In 2005 NetApp instituted its hard deck program, and now in 2007 NetApp is instituting a new Foundation for its sales program. It looks pretty much like the old program to me.

In 2005
“Besides its channel programs, NetApp will soon introduce new channel-specific product bundles, including its first iSCSI bundle and an upgrade to its Fibre Channel bundle. The bundles offer good margins without the need for special pricing, Iventosch said.”

In 2007
“The first thing that NetApp has done is created a series of base system configurations that reflect more the way people are actually buying and paying for their products, rather than the way most bundles have been created in the past–which usually reflect deals on products that the vendor is trying to move in the absence of real demand. The base configurations are flexible, however in that there are still enough a la carte options to allow the solution provider to order a customized solution without having to haggle over every unique element of the bundle.”
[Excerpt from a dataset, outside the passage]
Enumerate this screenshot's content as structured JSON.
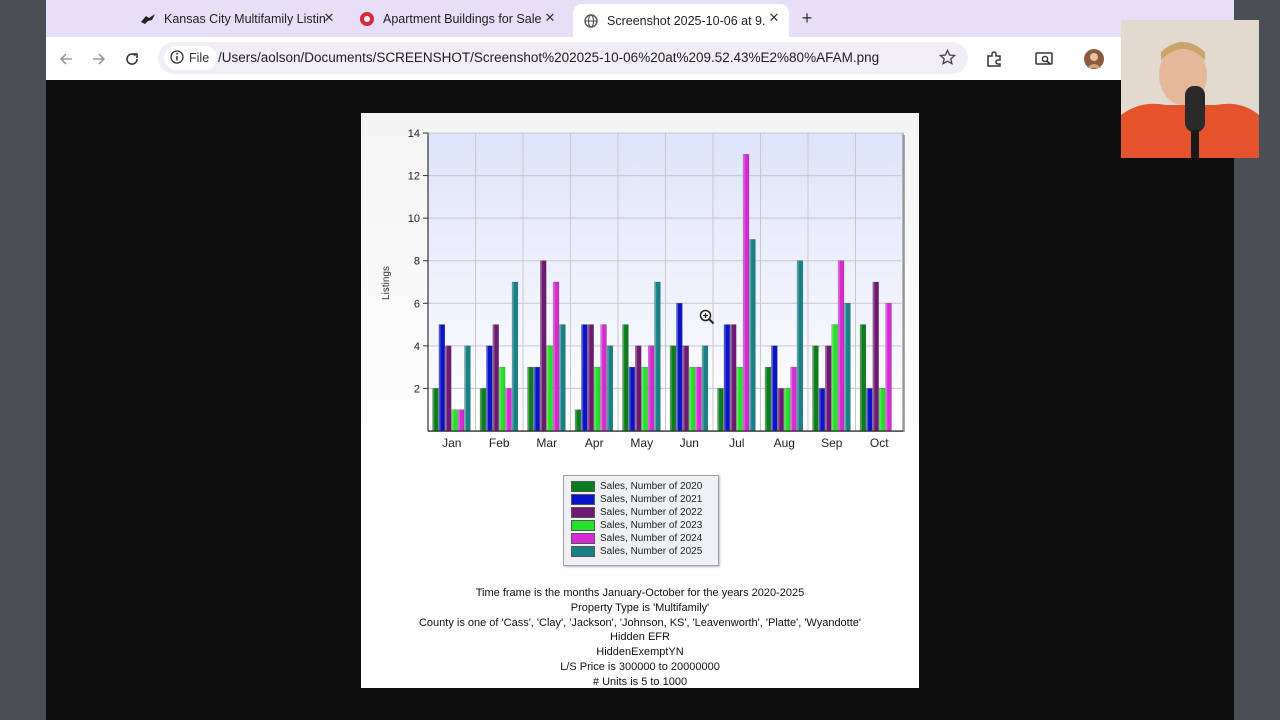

It shouldn’t be a surprise that NetApp resellers want to make a reasonable profit on their services, it seems that resellers were trying to make a profit two years ago with NetApp products and they are still struggling to make a profit.

See here…
“When you put all this together, Ivantosch appears to be doing something radical in the channel. He’s trying to make NetApp a pleasure to do business with in the channel. Time will tell if he’s successful, but after years of watching vendors consistently fail to create programs that enhance the business models of their partners, the NetApp approach is a refreshing change.”

What is a surprise is that NetApp considers renaming their programs and using different words is somehow considered a radical change in Silly Con Valley.